Total interest income grew 9.9 percent to KES16.5 billion, helped by a 4.4% expansion in net loans and advances to KES119.6 billion.

“We are happy to see improvement in asset quality despite a turbulent macroeconomic environment. We remain Rwanda’s leading financial group with over 30 percent market share on all key metrics. The teams remain committed to delivering great results and we are confident and optimistic that we will continue to meet shareholder’s expectations,” said the BK Group Plc Chief Executive Officer, Béata Habyarimana.

 

BK’s loan loss provisions decreased 56.1 percent to KES1.4 billion, while Non Performing Loans ratio decreased to 4.6 percent from 6.2 percent, indicating an improvement in asset quality.

The percentage of COVID-19 related loans on moratorium reduced to 2.74 percent of the gross loans from 47 percent restructured facilities.

Non-interest income increased 13.0 percent to KES3.5 billion.

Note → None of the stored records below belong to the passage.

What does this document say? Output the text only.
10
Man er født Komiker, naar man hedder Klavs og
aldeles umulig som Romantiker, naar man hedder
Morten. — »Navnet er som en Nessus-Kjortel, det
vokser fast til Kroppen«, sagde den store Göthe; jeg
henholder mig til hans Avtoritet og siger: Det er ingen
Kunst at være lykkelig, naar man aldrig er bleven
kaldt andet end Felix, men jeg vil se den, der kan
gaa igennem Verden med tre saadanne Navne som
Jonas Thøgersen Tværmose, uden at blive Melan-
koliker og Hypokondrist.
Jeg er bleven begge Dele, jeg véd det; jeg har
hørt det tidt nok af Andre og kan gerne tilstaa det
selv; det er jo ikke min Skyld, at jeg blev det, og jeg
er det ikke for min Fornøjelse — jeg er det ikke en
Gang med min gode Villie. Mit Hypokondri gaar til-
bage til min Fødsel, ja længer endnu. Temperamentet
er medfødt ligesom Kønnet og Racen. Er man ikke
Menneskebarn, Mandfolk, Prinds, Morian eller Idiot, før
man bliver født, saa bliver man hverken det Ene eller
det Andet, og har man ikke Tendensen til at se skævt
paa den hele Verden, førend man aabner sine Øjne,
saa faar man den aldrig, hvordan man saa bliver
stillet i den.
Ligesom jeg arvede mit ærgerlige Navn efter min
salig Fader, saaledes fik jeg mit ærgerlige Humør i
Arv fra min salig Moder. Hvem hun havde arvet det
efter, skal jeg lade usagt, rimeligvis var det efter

“The rise in transactions income was driven mostly by growth in foreign exchange related earnings and increased economic activities as we continue to see macroeconomic recovery,” said The Bank of Kigali CEO, Dr. Diane Karusisi.

The Group’s total assets stood at KES203.4 billion; up 13.4 percent over the previous period. Shareholders’ Equity increased by 11.2 percent to KES35.8 billion.

Bank of Kigali has 68 branches, 13 outlets, 9 mobivans; 97 ATMs and 3,197 point of sale terminals that accepts most international cards including VISA & MasterCard.

The agency Banking Network increased to 4,086 agents and processed over 1.8 million transactions during the nine months.